Property insurance policies come in two basic forms: (1) all-risk policies covering a wide-range of incidents and perils except those noted in the policy; (2) peril-specific policies that cover losses from only those perils listed in the policy. Consult your insurance agent or broker about the type of business property insurance best suited for your small business.


Home Based Business Insurance: Contrary to popular belief, homeowners’ insurance policies do not generally cover home-based business losses. Depending on risks to your business, you may add riders to your homeowners’ policy to cover normal business risks such as property damage. However, homeowners’ policies only go so far in covering home-based businesses and you may need to purchase additional policies to cover other risks, such as general and professional liability.



Insurance Requirements for Employers


Businesses with employees are required by law to pay for certain types of insurance: Workers Compensation insurance, unemployment insurance and depending on where the business is located, disability insurance.


Worker’s Compensation Insurance: Business with employees are required to carry workers compensation insurance coverage.


Unemployment Insurance Tax: Businesses with employees are required to pay unemployment insurance taxes under certain conditions. If your business is required to pay these taxes, you must register your business with your state’s workforce agency.


Disability Insurance: Some states require employers to provide partial wage replacement insurance coverage to their eligible employees for non-work related sickness or injury. Currently, if your employees are located in any of the following states, you are required to purchase disability insurance:


    • California: Employment Development Department
    • Hawaii: Unemployment Insurance Division
    • New Jersey: Department of Labor and Workforce Development
    • New York: New York State Workers’ Compensation Board
    • Rhode Island: Rhode Island Department of Labor and Training


Five Tips for Buying Business Insurance

Use these steps to assess what types of insurance are best for your business, and how to secure coverage to provide adequate protection and minimize risks.

1. Asses your risks. Insurance companies determine the level of risk they’ll accept when issuing policies. This process is called underwriting. The insurance company reviews your application and determines whether it will provide all or portion of coverage being requested. Each underwritten policy carries a premium and a deductible. Premiums vary widely among insurance companies, and depend on a number of risk factors, including your business location, building type, local fire protection services, and the amount of insurance you purchase.


2. Shop Around. The extent and costs of coverage vary from company to company.

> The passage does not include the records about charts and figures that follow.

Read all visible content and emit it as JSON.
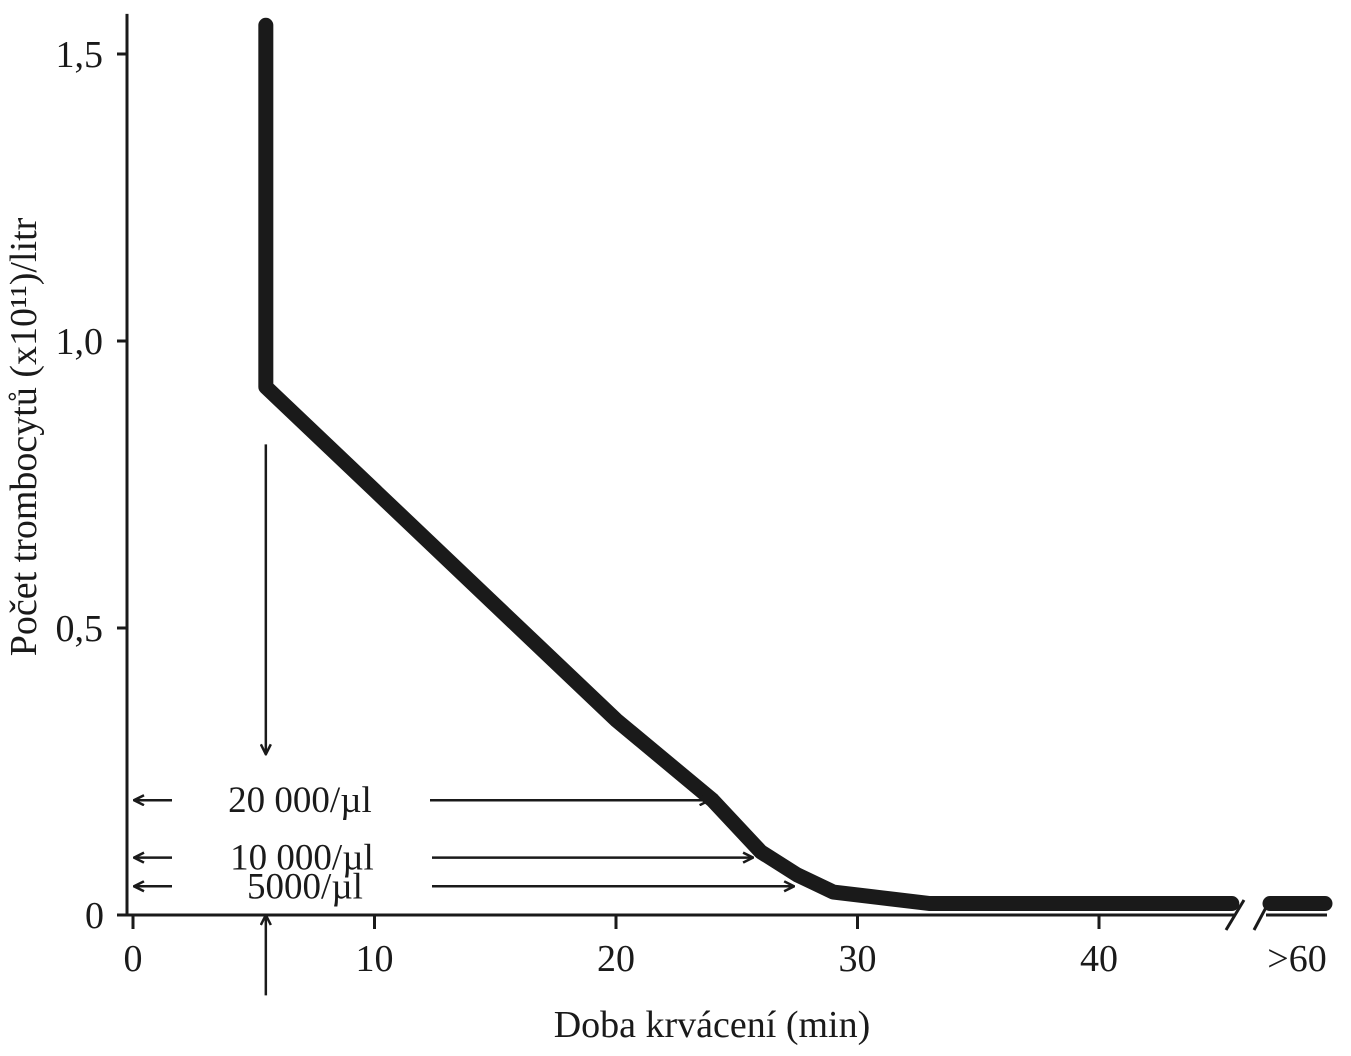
{
  "chart_data": {
    "type": "line",
    "title": "",
    "xlabel": "Doba krvácení (min)",
    "ylabel": "Počet trombocytů (x10¹¹)/litr",
    "xlim": [
      0,
      47
    ],
    "ylim": [
      0,
      1.5
    ],
    "x_ticks": [
      {
        "value": 0,
        "label": "0"
      },
      {
        "value": 10,
        "label": "10"
      },
      {
        "value": 20,
        "label": "20"
      },
      {
        "value": 30,
        "label": "30"
      },
      {
        "value": 40,
        "label": "40"
      }
    ],
    "x_break_label": ">60",
    "y_ticks": [
      {
        "value": 0,
        "label": "0"
      },
      {
        "value": 0.5,
        "label": "0,5"
      },
      {
        "value": 1.0,
        "label": "1,0"
      },
      {
        "value": 1.5,
        "label": "1,5"
      }
    ],
    "series": [
      {
        "points": [
          {
            "x": 5.5,
            "y": 1.55
          },
          {
            "x": 5.5,
            "y": 0.92
          },
          {
            "x": 6,
            "y": 0.9
          },
          {
            "x": 10,
            "y": 0.74
          },
          {
            "x": 15,
            "y": 0.54
          },
          {
            "x": 20,
            "y": 0.34
          },
          {
            "x": 24,
            "y": 0.2
          },
          {
            "x": 26,
            "y": 0.11
          },
          {
            "x": 27.5,
            "y": 0.07
          },
          {
            "x": 29,
            "y": 0.04
          },
          {
            "x": 31,
            "y": 0.03
          },
          {
            "x": 33,
            "y": 0.02
          },
          {
            "x": 45.5,
            "y": 0.02
          }
        ],
        "tail_after_break": [
          {
            "y": 0.02
          }
        ]
      }
    ],
    "annotations": [
      {
        "label": "20 000/µl",
        "y": 0.2,
        "x_end": 24
      },
      {
        "label": "10 000/µl",
        "y": 0.1,
        "x_end": 25.8
      },
      {
        "label": "5000/µl",
        "y": 0.05,
        "x_end": 27.5
      }
    ],
    "marker_arrows": [
      {
        "x": 5.5,
        "from_y": 0.82,
        "to_y": 0.28
      },
      {
        "x": 5.5,
        "from_y": -0.14,
        "to_y": 0
      }
    ],
    "grid": false,
    "legend": "none"
  }
}
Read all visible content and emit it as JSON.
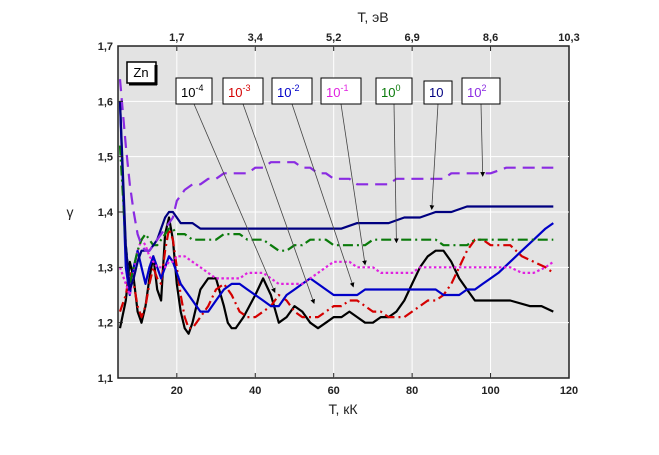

3. Consider a Business Owner’s Policy. Insurance can be purchased separately or in a package called a business owner’s policy (BOP). Purchasing separate policies from different insurers can result in higher total premiums. A BOP combines typical coverage options into a standard package, and is offered at a premium that is less than if each type of coverage was purchased separately. Typically, BOP’s consist of covering property, general liability, business interruption and other types of coverage common to most types of business. Not every type of insurance is included in a BOP. If your business has unique risks, you may require additional coverage.


4. Find a Reputable, Licensed Agent. Brokers can help you find policies that match your business needs. Brokers receive commissions from insurance companies when they sell policies, so it’s important you find a broker that is reputable and is interested in your needs as much as his own. Make sure your broker understands all the risks associated with your business. Finding a good insurance agent is as important as finding a good lawyer or accountant. You should always look for one that has a license. State governments regulate the insurance industry and license insurance brokers.


5. Assess Your Insurance Coverage on an annual basis. As your business grows, so do your liabilities. You don’t want to be caught underinsured should disaster strike. If you have purchased or replaced equipment or expanded operations, you should contact your insurance broker to discuss changes in your business and how they affect your coverage.